Thanks for sharing your reasons here! I definitely don't think that this problem fully fixes this problem, and it's helpful to hear how it's falling short. Some reactions to your points:

  1. Yeah, this makes sense. 
  2. Totally makes sense. I haven't reflected deeply about whether I should offer to keep information shared in the form with other staff (currently I'm not offering this). On the one hand, this might help me to get more data. On the other hand, it seems good to be able to communicate transparently within the team, and I might be left wanting to act on information but unable to do so due to a confidentiality agreement. Maybe I should think about this more.
  3. Again, totally makes sense.
  4. Ditto.
  5. I'm not so sure that it is better to discuss issues publicly - I think that it can make the discussion feel more high stakes in ways that make it harder to resolve. If you're skeptical that we'll act without public pressure, that seems like a reason to go public though (though I think maybe you should be less skeptical, see below).
  6. I can see why you'd have this worry, and I think that outside-view we're probably under-reacting to criticism a bit. FWIW, I did a quick, very rough categorization of the 18 responses I've got to the form so far. 
    1. I think that 2 were gibberish/spam (didn't seem to refer to CEA or EA at all). 
    2. One was about an issue that had already been resolved by the time it was submitted.
    3. One was generic positive feedback
    4. Four were several-paragraph long comments sharing some takes on EA culture/extra projects we might take on. I think that these fed into my model of what's important in various ways, and I have taken some actions as a result, but I don't think I can confidently say "we acted on this" or "it's resolved".
    5. Eight were reasonably specific bits of feedback (e.g. on particular bits of text on our websites, or saying that we were focusing too much on a program for reasons). Of these:
      1. I think that we've straightforwardly resolved 6 of these (like they suggested we change some text, and the text is now different in the way that they suggested).
      2. One is a bigger issue (mental health support for EAs): we've been working on this but I wouldn't say it's resolved.
      3. One was based on a premise that I disagree with (and which they didn't really argue for), so I didn't make any change.
    6. Two were a bit of a mix between d) and e), and said in part that they didn't trust CEA to do certain things/about certain topics. My take is that we are doing the things that these people don't trust us to do, but they probably still disagree.  I don't expect that I've resolved the trust issue that these people raise.
    7. Meta:
      1. Obviously I might be biased in my assessment of the above, you might not trust me.
      2. My summary is that we're probably pretty likely to fix specific feedback, but it's harder to say whetheer we'll respond effectively to more general feedback.
      3. This all makes me think that maybe I should publicly respond to submissions (but also that could be a lot of work).

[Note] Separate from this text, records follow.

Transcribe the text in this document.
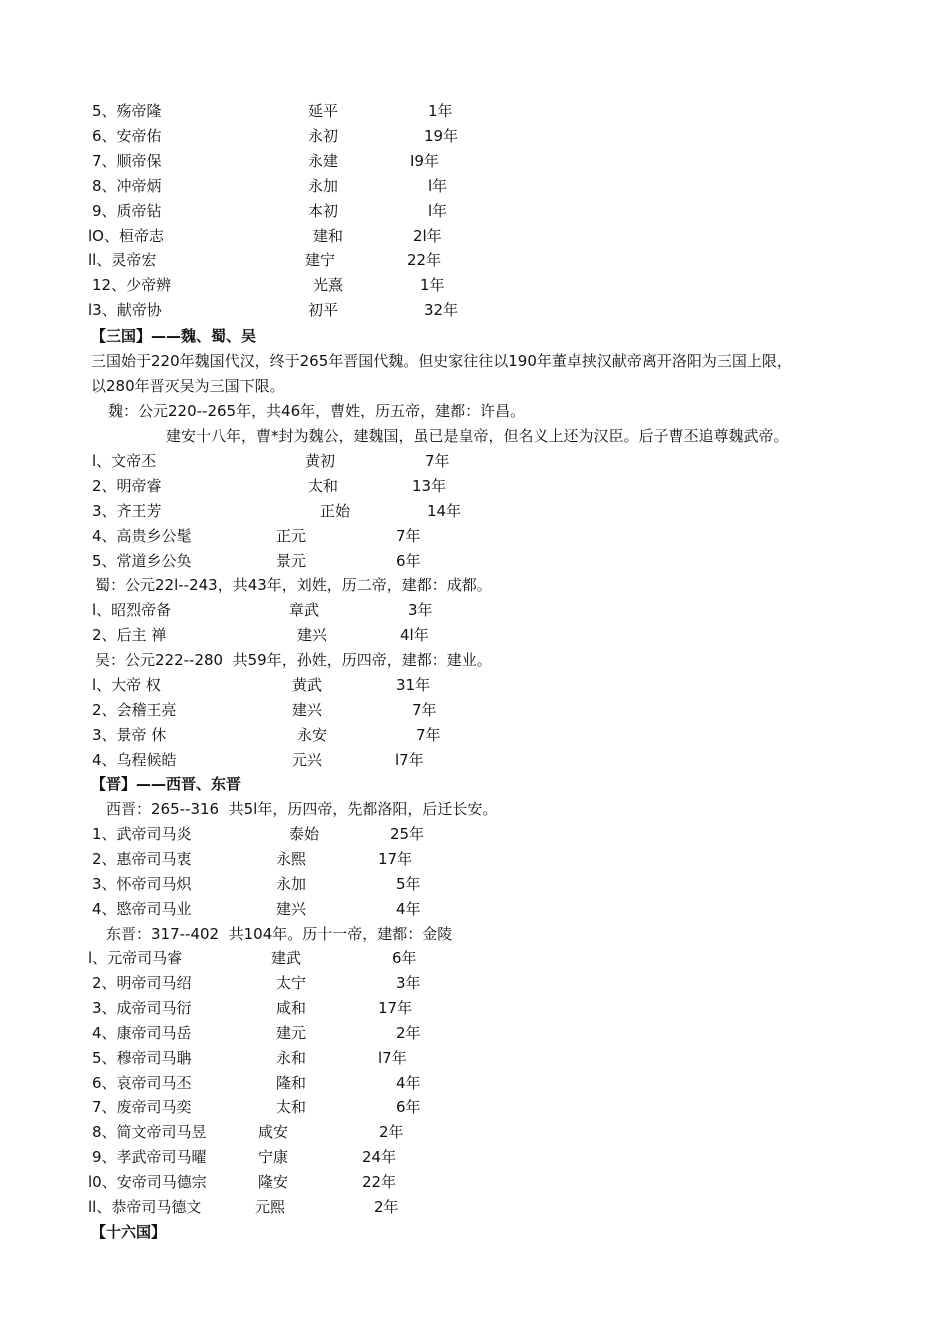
5、殇帝隆	延平	1年
6、安帝佑	永初	19年
7、顺帝保	永建	I9年
8、冲帝炳	永加	l年
9、质帝钻	本初	l年
lO、桓帝志	建和	2l年
ll、灵帝宏	建宁	22年
12、少帝辨	光熹	1年
l3、献帝协	初平	32年
【三国】——魏、蜀、吴
三国始于220年魏国代汉，终于265年晋国代魏。但史家往往以190年董卓挟汉献帝离开洛阳为三国上限，
以280年晋灭吴为三国下限。
魏：公元220--265年，共46年，曹姓，历五帝，建都：许昌。
建安十八年，曹*封为魏公，建魏国，虽已是皇帝，但名义上还为汉臣。后子曹丕追尊魏武帝。
l、文帝丕	黄初	7年
2、明帝睿	太和	13年
3、齐王芳	正始	14年
4、高贵乡公髦	正元	7年
5、常道乡公奂	景元	6年
蜀：公元22l--243，共43年，刘姓，历二帝，建都：成都。
l、昭烈帝备	章武	3年
2、后主 禅	建兴	4l年
吴：公元222--280  共59年，孙姓，历四帝，建都：建业。
l、大帝 权	黄武	31年
2、会稽王亮	建兴	7年
3、景帝 休	永安	7年
4、乌程候皓	元兴	l7年
【晋】——西晋、东晋
西晋：265--316  共5l年，历四帝，先都洛阳，后迁长安。
1、武帝司马炎	泰始	25年
2、惠帝司马衷	永熙	17年
3、怀帝司马炽	永加	5年
4、愍帝司马业	建兴	4年
东晋：317--402  共104年。历十一帝，建都：金陵
l、元帝司马睿	建武	6年
2、明帝司马绍	太宁	3年
3、成帝司马衍	咸和	17年
4、康帝司马岳	建元	2年
5、穆帝司马聃	永和	l7年
6、哀帝司马丕	隆和	4年
7、废帝司马奕	太和	6年
8、简文帝司马昱	咸安	2年
9、孝武帝司马曜	宁康	24年
l0、安帝司马德宗	隆安	22年
ll、恭帝司马德文	元熙	2年
【十六国】
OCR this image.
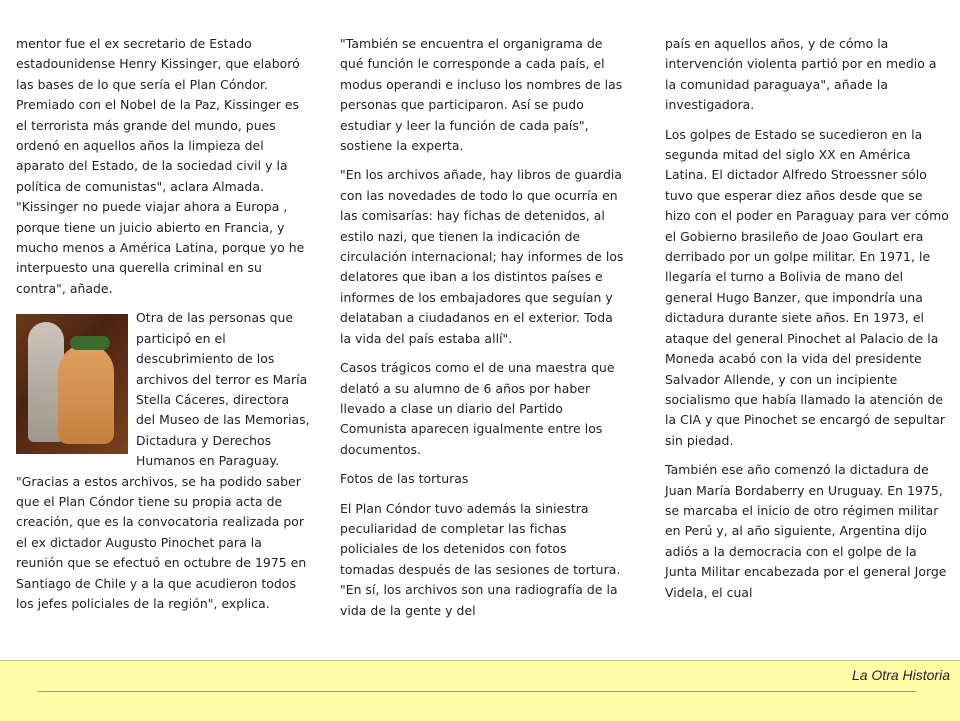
mentor fue el ex secretario de Estado estadounidense Henry Kissinger, que elaboró las bases de lo que sería el Plan Cóndor. Premiado con el Nobel de la Paz, Kissinger es el terrorista más grande del mundo, pues ordenó en aquellos años la limpieza del aparato del Estado, de la sociedad civil y la política de comunistas", aclara Almada. "Kissinger no puede viajar ahora a Europa , porque tiene un juicio abierto en Francia, y mucho menos a América Latina, porque yo he interpuesto una querella criminal en su contra", añade.

Otra de las personas que participó en el descubrimiento de los archivos del terror es María Stella Cáceres, directora del Museo de las Memorias, Dictadura y Derechos Humanos en Paraguay. "Gracias a estos archivos, se ha podido saber que el Plan Cóndor tiene su propia acta de creación, que es la convocatoria realizada por el ex dictador Augusto Pinochet para la reunión que se efectuó en octubre de 1975 en Santiago de Chile y a la que acudieron todos los jefes policiales de la región", explica.

"También se encuentra el organigrama de qué función le corresponde a cada país, el modus operandi e incluso los nombres de las personas que participaron. Así se pudo estudiar y leer la función de cada país", sostiene la experta.

"En los archivos añade, hay libros de guardia con las novedades de todo lo que ocurría en las comisarías: hay fichas de detenidos, al estilo nazi, que tienen la indicación de circulación internacional; hay informes de los delatores que iban a los distintos países e informes de los embajadores que seguían y delataban a ciudadanos en el exterior. Toda la vida del país estaba allí".

Casos trágicos como el de una maestra que delató a su alumno de 6 años por haber llevado a clase un diario del Partido Comunista aparecen igualmente entre los documentos.

Fotos de las torturas

El Plan Cóndor tuvo además la siniestra peculiaridad de completar las fichas policiales de los detenidos con fotos tomadas después de las sesiones de tortura. "En sí, los archivos son una radiografía de la vida de la gente y del

país en aquellos años, y de cómo la intervención violenta partió por en medio a la comunidad paraguaya", añade la investigadora.

Los golpes de Estado se sucedieron en la segunda mitad del siglo XX en América Latina. El dictador Alfredo Stroessner sólo tuvo que esperar diez años desde que se hizo con el poder en Paraguay para ver cómo el Gobierno brasileño de Joao Goulart era derribado por un golpe militar. En 1971, le llegaría el turno a Bolivia de mano del general Hugo Banzer, que impondría una dictadura durante siete años. En 1973, el ataque del general Pinochet al Palacio de la Moneda acabó con la vida del presidente Salvador Allende, y con un incipiente socialismo que había llamado la atención de la CIA y que Pinochet se encargó de sepultar sin piedad.

También ese año comenzó la dictadura de Juan María Bordaberry en Uruguay. En 1975, se marcaba el inicio de otro régimen militar en Perú y, al año siguiente, Argentina dijo adiós a la democracia con el golpe de la Junta Militar encabezada por el general Jorge Videla, el cual

La Otra Historia
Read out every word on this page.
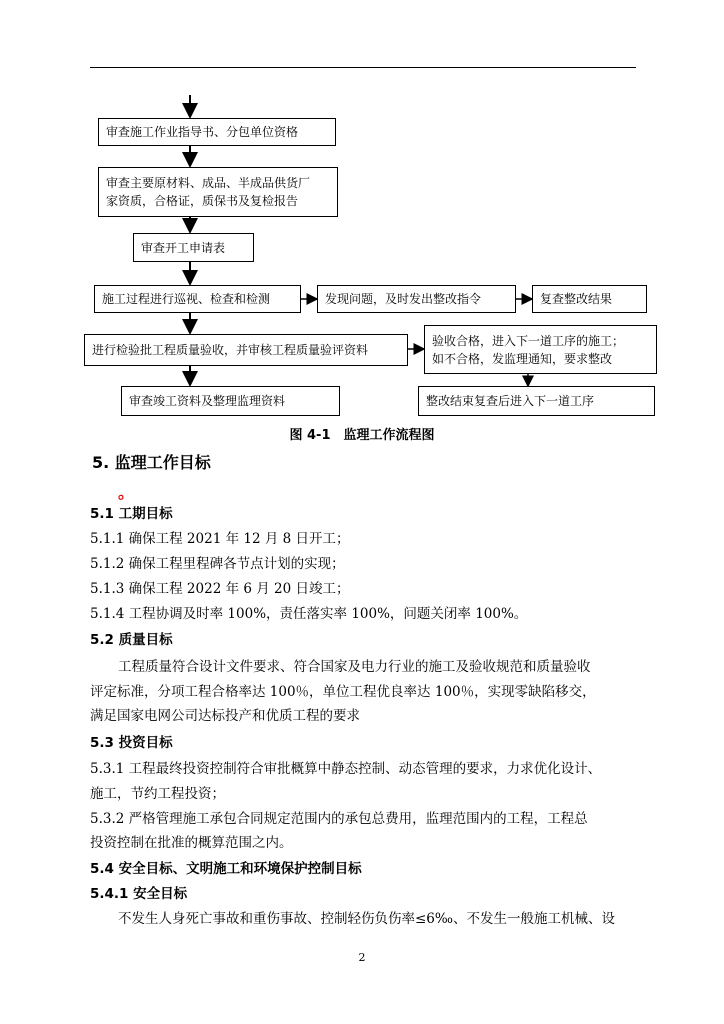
审查施工作业指导书、分包单位资格
审查主要原材料、成品、半成品供货厂
家资质，合格证，质保书及复检报告
审查开工申请表
施工过程进行巡视、检查和检测	发现问题，及时发出整改指令	复查整改结果
进行检验批工程质量验收，并审核工程质量验评资料
验收合格，进入下一道工序的施工；
如不合格，发监理通知，要求整改
审查竣工资料及整理监理资料	整改结束复查后进入下一道工序
图 4-1　监理工作流程图
5. 监理工作目标
。
5.1 工期目标
5.1.1 确保工程 2021 年 12 月 8 日开工；
5.1.2 确保工程里程碑各节点计划的实现；
5.1.3 确保工程 2022 年 6 月 20 日竣工；
5.1.4 工程协调及时率 100%，责任落实率 100%，问题关闭率 100%。
5.2 质量目标
工程质量符合设计文件要求、符合国家及电力行业的施工及验收规范和质量验收
评定标准，分项工程合格率达 100％，单位工程优良率达 100％，实现零缺陷移交，
满足国家电网公司达标投产和优质工程的要求
5.3 投资目标
5.3.1 工程最终投资控制符合审批概算中静态控制、动态管理的要求，力求优化设计、
施工，节约工程投资；
5.3.2 严格管理施工承包合同规定范围内的承包总费用，监理范围内的工程，工程总
投资控制在批准的概算范围之内。
5.4 安全目标、文明施工和环境保护控制目标
5.4.1 安全目标
不发生人身死亡事故和重伤事故、控制轻伤负伤率≤6‰、不发生一般施工机械、设
2
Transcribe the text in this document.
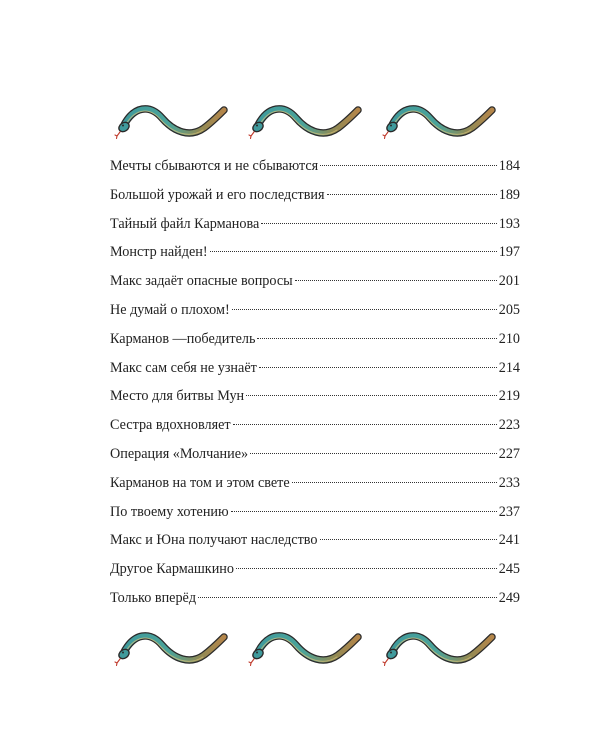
Мечты сбываются и не сбываются	184
Большой урожай и его последствия	189
Тайный файл Карманова	193
Монстр найден!	197
Макс задаёт опасные вопросы	201
Не думай о плохом!	205
Карманов —победитель	210
Макс сам себя не узнаёт	214
Место для битвы Мун	219
Сестра вдохновляет	223
Операция «Молчание»	227
Карманов на том и этом свете	233
По твоему хотению	237
Макс и Юна получают наследство	241
Другое Кармашкино	245
Только вперёд	249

Thanks for the idea about writing comments that help people share their thoughts without getting into details.

I'm busy with EAG prep, so I can't respond properly right now, but I wanted to note that I think the comment thread above (Guy's original comment + Joshua's) doesn't quite capture how I'm thinking about CEA's relationship to the community or to representativeness, though I can see why you're taking these things from what I wrote.